7 Smart Ways to Track Your Financial Goals - Insane Visions

7 Smart Ways to Track Your Financial Goals

Achieving financial independence is a worthwhile goal, and many people dream of it. However, in many cases, they are not sure about how to achieve this dream, or how to track their financial health on their way to achieving success. Financial independence or financial stability could mean different things to different people.

It could be reducing or carrying zero debt to some, it could mean saving enough for a big purchase like a desired home or vacation for somebody else, or it could be building a high net worth for others. Whatever financial independence means to you, some of the steps discussed below to achieve and track financial goals apply to everyone.

  1. Understand the status of your financial health.

The first step towards building a better financial situation is determining where you are now, what is driving your financial decisions today, and a clear idea of your income, spending, savings and debt. This step includes gathering all the relevant financial documents including bank statements, tax returns, tax payments, and other expense payments, documents relating to loans and other debt.

  1. Get a hold on debt.

Once you have all your financial documents in front of you, your overall financial picture will be clear. Make a table of all assets and all debt, and another table for all income and spending. Make sure that you make allowances for unexpected expenses like a sudden illness in the family, or your car suddenly breaks down. Once these numbers are gathered and grouped together, it becomes a matter of finding your net worth, which is total assets minus debt, and disposable income, which is monthly income minus the monthly expenses (including an allowance for unexpected expenses).

  1. Check your financial margin for unexpected expenses.

Many people make the mistake of just budgeting for daily or monthly expenses but not for the sudden unexpected expense, which can suddenly throw the budget and your financial goals out of the window, and you will be saddled with a lot of unexpected expenditure.
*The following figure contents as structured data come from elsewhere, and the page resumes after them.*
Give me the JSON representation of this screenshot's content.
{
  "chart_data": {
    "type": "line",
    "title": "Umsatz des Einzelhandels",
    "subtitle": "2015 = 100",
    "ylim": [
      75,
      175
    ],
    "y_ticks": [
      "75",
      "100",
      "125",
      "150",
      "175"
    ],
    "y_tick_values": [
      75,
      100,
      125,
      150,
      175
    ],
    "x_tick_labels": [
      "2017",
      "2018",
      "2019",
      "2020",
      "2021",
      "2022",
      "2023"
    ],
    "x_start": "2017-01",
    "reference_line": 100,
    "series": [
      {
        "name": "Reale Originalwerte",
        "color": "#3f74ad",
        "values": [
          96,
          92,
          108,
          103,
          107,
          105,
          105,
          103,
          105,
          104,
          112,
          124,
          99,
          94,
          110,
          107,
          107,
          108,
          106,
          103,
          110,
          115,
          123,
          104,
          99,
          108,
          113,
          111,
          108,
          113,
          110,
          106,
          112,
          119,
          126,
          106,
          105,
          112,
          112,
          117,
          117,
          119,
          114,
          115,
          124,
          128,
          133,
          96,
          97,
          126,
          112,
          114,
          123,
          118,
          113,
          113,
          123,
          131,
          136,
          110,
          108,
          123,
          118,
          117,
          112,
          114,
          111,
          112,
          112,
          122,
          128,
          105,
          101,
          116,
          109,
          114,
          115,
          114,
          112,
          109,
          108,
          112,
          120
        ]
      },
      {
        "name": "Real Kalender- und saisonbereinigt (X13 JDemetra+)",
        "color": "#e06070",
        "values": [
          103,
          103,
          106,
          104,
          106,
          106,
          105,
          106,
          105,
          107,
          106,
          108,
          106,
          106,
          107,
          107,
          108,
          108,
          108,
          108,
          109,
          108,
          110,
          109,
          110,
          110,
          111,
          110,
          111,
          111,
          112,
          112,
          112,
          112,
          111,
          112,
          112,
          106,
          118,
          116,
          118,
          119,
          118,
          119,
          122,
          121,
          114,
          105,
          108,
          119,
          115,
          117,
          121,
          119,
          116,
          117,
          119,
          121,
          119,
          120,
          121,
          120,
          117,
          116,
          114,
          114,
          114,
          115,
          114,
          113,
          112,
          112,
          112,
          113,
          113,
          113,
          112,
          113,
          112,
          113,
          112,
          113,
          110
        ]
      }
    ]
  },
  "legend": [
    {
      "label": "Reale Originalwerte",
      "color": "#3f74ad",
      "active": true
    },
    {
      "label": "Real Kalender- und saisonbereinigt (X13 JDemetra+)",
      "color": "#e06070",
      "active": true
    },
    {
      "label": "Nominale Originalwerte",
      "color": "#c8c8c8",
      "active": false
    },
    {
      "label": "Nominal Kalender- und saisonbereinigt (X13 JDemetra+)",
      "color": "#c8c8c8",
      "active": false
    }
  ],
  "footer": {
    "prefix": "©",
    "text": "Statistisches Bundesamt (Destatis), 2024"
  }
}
  1. Ensure adequate retirement and insurance.

It has been determined that 20 per cent of your gross income might be necessary to be saved for a good retirement. For early retirement, 25 to 40 per cent of your gross income might be necessary. Make sure while budgeting that these numbers are taken into account. Also, do not forget to ensure that the main income generators have adequate life and health insurance. Health costs can be astronomical if a major illness strikes unexpectedly and these expenses can derail the strongest financial plan. Getting adequate insurance, like life insurance Singapore will mitigate some of these situations.

  1. Check your credit scores and reports frequently.

Maintaining good credit scores and having a good credit report improves your financial standing tremendously. A good credit report can be created by paying all bills on time, keeping debt under control and by building a wide margin between credit that you can get, versus the credit that you are actually using. This margin indicates that you are not living on the edge and using up all the credit that you qualify for.

  1. Check key savings rates.

Make sure retirement contributions and other savings are building at a good interest rate. If it is determined that they are not performing well, it might be necessary to move investments around to different funds and investment vehicles. Many investors have no idea what their actual return on investment is. It is important to calculate the returns on investment after expenses and an after-tax basis. You can do this using a spreadsheet or other software tools. Keeping track of these simple savings metrics at least once a year can help motivate you to build greater financial success.

  1. Check tax rates.

People are sometimes unaware of how much taxes they are paying. There is an effective income rate, which consists of federal income rate, state income rate, payroll taxes and so on. This tax can vary from 5 per cent of your gross income to much higher percentages, depending on your total income. It might be worthwhile to reduce the amount of taxes paid by investing in tax-deferred accounts like tax-deferred IRA or other retirement accounts, health and child care savings accounts, being aware of all potential tax deductions that are available, or moving to a state with a lower tax burden.

Another figure that needs to be tracked is a marginal tax rate. If you add $1000 of hypothetical income to your gross income, see how much your tax bill changes. This marginal rate might affect how you want to save your money, for example, save in taxable bonds or tax-free but lower-yielding municipal bonds. It may also affect the amount you wish to work. The marginal rate can be lowered in similar ways as your effective tax rate.